The singer needs his tongue, but it is now stuck to his palate (see verse 6). His Babylonian tormentors “asked for the words of a song… a joyful song” (see verse 3) in vain. The “song of Zion” is “a song of the Lord” (see verses 3-4) and not some folk song or show tune. It can be lifted up to heaven only during the liturgy and by a people that is free.

God Hears Our Cry

In his justice, God, who is the ultimate judge of history, will understand and accept the cry of these victims, overlooking its sometimes bitter overtones.

We would like St. Augustine to guide us further with his meditation on this psalm. In his meditation, this Father of the Church introduces a surprising yet timely element. He realizes that there are also people who are committed to peace and to the well-being of the community among the inhabitants of Babylon, even though they do not share the faith of the Bible and are not familiar with the hope for the Eternal City to which we aspire. They have within them a spark of desire for what they do not know — for something greater, for something transcendent, for true redemption. He says that there are people with this spark even among the persecutors and among nonbelievers, who have some kind of faith and hope to the extent that it is possible given the circumstances in which they live.

The Eternal City

With this faith in a reality that they do not know, they are really on the way to the true Jerusalem, to Christ. With this openness to hope, both for the Babylonians — as Augustine calls them — and for those who do not know Christ and do not even know God yet desire the unknown, the eternal, he also exhorts us not only to fix our eyes on the material things of the present moment but to persevere in our journey toward God. Only with this greater hope can we transform this world in a just way.

St. Augustine expresses this in the following words: “If we are citizens of Jerusalem… and we have to live on this earth in the confusion of the present world — in the Babylon present among us where we do not live as citizens but are prisoners — we need not only to sing the words of the psalm but live them as well.

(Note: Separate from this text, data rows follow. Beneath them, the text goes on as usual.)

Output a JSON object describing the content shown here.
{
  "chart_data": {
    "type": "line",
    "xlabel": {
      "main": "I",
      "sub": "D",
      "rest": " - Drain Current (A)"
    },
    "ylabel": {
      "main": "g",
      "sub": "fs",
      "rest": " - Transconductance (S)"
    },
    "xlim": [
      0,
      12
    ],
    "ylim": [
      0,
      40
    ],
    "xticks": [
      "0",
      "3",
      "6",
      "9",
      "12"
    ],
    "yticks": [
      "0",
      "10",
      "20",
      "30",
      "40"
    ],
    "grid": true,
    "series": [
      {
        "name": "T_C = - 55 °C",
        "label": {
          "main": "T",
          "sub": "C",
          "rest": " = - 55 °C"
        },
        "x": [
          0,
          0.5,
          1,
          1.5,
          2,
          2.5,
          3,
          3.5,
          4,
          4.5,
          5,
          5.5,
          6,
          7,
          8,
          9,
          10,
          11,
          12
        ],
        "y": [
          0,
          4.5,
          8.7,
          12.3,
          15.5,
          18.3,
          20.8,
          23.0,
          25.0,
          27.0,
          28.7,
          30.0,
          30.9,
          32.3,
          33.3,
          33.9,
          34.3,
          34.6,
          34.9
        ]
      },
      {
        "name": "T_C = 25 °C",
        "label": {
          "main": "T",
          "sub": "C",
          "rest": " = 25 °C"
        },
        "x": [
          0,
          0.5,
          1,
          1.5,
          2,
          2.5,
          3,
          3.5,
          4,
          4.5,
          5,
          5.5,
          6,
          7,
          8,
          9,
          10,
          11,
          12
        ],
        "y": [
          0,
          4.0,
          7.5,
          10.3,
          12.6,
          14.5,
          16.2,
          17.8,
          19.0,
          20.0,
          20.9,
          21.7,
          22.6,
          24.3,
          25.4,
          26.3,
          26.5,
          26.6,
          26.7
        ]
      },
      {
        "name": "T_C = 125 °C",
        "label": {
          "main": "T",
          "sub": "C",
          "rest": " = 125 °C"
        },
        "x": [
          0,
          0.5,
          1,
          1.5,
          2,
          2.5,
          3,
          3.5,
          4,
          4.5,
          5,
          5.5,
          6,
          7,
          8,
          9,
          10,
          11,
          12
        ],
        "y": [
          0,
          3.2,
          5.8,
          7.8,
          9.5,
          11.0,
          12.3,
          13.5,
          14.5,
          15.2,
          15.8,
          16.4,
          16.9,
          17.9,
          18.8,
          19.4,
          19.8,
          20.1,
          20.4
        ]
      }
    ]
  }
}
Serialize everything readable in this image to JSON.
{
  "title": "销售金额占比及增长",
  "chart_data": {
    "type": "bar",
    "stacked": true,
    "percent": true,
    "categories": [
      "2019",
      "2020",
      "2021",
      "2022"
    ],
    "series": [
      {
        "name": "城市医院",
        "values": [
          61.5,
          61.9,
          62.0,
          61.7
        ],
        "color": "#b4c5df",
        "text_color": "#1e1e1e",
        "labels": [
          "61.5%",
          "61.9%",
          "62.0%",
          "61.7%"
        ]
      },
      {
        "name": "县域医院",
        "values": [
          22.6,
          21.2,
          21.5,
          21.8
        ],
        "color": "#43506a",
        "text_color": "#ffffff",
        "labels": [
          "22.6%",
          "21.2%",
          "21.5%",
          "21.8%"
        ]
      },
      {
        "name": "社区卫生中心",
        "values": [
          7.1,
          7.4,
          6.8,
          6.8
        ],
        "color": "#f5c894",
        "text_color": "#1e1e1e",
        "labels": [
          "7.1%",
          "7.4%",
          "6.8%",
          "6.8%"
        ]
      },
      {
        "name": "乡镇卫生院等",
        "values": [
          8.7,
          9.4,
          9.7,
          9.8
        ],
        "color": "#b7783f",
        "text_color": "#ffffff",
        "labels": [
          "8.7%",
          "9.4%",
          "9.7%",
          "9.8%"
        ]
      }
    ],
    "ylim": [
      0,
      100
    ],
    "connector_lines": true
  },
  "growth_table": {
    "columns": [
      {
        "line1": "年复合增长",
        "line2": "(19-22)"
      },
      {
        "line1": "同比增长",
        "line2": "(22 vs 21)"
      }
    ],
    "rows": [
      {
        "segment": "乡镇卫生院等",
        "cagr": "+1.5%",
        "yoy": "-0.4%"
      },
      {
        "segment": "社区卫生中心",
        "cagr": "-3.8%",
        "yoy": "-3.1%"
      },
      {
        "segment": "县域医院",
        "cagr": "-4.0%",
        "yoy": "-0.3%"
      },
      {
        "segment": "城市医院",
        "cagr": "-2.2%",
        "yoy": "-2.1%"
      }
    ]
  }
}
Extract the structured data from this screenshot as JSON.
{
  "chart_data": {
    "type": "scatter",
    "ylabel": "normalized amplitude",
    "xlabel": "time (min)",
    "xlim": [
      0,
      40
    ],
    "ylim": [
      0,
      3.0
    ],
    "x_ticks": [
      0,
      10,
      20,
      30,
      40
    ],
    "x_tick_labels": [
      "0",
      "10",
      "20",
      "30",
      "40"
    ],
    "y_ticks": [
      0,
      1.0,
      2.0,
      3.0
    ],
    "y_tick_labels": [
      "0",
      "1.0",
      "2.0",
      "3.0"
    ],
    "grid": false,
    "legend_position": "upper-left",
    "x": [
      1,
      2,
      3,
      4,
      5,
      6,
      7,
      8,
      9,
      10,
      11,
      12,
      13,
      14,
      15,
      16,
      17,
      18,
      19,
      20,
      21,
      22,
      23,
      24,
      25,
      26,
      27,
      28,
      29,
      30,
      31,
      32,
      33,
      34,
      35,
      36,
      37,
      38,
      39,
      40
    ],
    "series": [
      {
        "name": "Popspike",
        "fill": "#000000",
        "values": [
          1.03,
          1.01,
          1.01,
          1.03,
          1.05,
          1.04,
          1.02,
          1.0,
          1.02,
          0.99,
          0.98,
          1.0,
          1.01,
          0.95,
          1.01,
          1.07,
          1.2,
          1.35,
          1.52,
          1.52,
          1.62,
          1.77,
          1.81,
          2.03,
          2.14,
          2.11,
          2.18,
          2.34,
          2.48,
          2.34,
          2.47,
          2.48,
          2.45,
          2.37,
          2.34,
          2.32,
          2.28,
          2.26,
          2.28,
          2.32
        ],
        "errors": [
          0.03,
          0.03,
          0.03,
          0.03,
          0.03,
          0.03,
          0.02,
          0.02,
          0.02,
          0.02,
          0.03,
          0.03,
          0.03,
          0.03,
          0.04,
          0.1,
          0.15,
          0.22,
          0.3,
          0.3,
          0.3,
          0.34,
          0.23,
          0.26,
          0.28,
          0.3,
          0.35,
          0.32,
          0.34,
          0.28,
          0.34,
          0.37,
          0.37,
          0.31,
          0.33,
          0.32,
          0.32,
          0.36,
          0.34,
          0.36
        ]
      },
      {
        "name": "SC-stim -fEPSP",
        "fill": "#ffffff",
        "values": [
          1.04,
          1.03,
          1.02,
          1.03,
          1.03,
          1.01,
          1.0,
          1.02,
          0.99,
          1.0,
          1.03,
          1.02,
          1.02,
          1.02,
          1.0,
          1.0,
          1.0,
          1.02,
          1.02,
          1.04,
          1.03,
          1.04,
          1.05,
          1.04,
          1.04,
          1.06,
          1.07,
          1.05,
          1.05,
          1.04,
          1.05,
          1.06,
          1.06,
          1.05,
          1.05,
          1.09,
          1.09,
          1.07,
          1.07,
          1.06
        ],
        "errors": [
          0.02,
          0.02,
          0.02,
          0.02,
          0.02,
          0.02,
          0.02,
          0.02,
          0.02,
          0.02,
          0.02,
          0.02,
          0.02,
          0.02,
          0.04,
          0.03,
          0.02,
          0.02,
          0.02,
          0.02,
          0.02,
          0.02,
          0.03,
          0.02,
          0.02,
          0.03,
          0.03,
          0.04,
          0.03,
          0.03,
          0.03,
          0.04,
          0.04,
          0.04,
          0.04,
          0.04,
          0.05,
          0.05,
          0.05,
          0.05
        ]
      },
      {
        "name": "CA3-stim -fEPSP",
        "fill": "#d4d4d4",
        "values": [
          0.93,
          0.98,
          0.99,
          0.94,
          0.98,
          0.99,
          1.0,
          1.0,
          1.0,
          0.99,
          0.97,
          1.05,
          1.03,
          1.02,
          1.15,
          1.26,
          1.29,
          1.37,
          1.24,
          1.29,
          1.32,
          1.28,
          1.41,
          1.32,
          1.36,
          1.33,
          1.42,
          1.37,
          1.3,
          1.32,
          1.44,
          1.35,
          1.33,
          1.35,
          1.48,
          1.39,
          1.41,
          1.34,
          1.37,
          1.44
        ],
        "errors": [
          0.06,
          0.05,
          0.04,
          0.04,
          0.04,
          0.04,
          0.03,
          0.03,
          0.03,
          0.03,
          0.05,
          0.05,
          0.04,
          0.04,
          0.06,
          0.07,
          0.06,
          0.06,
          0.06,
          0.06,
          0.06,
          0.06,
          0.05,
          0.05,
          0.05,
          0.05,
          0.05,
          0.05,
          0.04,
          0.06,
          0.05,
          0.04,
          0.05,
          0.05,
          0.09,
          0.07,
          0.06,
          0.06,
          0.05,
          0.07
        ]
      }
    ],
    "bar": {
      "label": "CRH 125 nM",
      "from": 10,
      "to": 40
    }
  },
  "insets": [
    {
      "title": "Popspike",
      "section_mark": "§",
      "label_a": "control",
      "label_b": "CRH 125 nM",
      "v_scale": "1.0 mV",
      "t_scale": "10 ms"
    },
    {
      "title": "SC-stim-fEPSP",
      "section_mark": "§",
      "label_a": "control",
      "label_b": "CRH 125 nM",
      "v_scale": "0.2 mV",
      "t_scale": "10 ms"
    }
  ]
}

This is achieved when our hearts completely and devotedly yearn for the Eternal City.”

Referring to the “earthly city called Babylon,” he adds the following words: “There are people there who, moved by love for it, strive to ensure peace — a temporal peace — and fail to nourish any other hope in their hearts, putting instead all their joy into this temporal peace without promising themselves anything else. We see them make every effort to be useful to society on this earth. However, if they do their best and their conscience is pure in doing this task, God will not allow them to perish along with Babylon. He has predestined them to be citizens of Jerusalem, provided, however, that living in Babylon they do not yearn for self-importance, fleeting riches or annoying arrogance…. He sees how they are enslaved and will show them the other city for which they truly yearn, to which they should direct all their efforts” (Esposizioni sui Salmi, 136, 1-2: Nuova Biblioteca Agostiniana, XXVIII, Rome, 1977, pp. 397, 399).

Let us ask the Lord to awaken in all of us this desire and this openness to God, and let us pray that those who do not know God may also be touched by his love, so that all of us may journey together toward the city that is our final destination and so that the light of this city may also shine in our time and in our world.